The key contributions of the thesis are
1) A representation model for representing objects with heterogeneous feature types for efficiently estimating similarity. The proposed model has the following advantages over feature vectors,
a) The model is generic and is capable of representing different
types of features, including nominal, discrete, real-valued and
b) The model is capable of representing a wide variety of
dependencies between different features. For example, if there is
information available regarding different feature types contribution to the overall similarity between objects, it can be easily incorporated.

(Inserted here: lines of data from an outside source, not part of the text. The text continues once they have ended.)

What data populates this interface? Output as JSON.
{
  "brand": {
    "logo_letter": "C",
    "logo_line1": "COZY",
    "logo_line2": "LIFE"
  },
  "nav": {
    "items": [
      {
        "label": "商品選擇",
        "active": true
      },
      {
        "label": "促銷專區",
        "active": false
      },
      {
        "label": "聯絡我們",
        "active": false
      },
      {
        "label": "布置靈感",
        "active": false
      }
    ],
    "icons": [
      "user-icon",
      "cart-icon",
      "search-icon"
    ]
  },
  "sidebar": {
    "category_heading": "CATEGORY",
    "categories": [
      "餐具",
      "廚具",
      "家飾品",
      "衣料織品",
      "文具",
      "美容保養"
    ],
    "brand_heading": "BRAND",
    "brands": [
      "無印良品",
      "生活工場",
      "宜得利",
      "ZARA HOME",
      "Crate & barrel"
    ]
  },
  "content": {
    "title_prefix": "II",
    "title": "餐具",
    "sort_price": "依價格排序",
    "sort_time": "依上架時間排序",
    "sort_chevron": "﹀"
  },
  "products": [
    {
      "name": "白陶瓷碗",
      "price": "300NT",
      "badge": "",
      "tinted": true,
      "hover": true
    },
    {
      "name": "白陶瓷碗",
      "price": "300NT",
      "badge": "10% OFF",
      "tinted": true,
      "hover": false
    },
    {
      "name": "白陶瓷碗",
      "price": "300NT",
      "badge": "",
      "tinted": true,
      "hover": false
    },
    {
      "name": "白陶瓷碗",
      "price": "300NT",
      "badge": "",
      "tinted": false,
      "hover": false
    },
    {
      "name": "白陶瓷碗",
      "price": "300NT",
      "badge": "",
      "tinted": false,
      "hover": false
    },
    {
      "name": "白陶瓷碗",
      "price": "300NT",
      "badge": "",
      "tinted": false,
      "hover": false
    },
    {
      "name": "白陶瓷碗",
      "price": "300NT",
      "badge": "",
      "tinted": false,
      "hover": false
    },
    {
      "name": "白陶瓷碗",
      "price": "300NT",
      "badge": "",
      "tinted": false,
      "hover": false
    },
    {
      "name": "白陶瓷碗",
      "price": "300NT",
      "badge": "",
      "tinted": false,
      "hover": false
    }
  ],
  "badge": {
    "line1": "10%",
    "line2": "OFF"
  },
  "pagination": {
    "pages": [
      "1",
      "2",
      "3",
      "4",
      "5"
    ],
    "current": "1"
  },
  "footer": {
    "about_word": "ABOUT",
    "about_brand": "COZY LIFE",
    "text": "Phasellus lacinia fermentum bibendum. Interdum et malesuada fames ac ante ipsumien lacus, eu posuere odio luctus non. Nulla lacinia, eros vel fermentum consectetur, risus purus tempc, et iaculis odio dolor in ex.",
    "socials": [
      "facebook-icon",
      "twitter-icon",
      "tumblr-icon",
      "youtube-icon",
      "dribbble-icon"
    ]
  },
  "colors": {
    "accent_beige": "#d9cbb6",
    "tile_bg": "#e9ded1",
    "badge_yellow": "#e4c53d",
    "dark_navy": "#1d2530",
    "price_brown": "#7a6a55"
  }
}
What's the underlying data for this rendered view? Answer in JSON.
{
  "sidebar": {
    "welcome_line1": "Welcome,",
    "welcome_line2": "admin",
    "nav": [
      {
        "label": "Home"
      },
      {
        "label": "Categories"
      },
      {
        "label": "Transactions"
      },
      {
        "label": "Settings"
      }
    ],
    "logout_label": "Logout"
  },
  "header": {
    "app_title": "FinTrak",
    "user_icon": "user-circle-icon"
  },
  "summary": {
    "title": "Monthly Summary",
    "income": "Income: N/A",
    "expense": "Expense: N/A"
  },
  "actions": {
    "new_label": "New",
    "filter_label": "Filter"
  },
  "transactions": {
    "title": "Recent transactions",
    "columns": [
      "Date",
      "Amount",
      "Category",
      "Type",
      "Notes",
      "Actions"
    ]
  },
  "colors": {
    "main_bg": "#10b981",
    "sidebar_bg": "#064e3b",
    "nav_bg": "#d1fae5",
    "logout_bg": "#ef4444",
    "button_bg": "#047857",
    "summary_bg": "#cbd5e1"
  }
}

c) The model allows learning across feature types. For example,
it can be used to learn similarity between publications using
similarity measures between authors, keywords and venues and vice-versa.
2) A regularization framework for unifying different similarity
measures and learning feature weights.
3) Completely unsupervised algorithms in the proposed framework to efficiently estimate feature weights and compute similarity between objects with many heterogeneous feature types.
4) Novel algorithms for tasks like music recommendation and topic detection using the proposed similarity measures.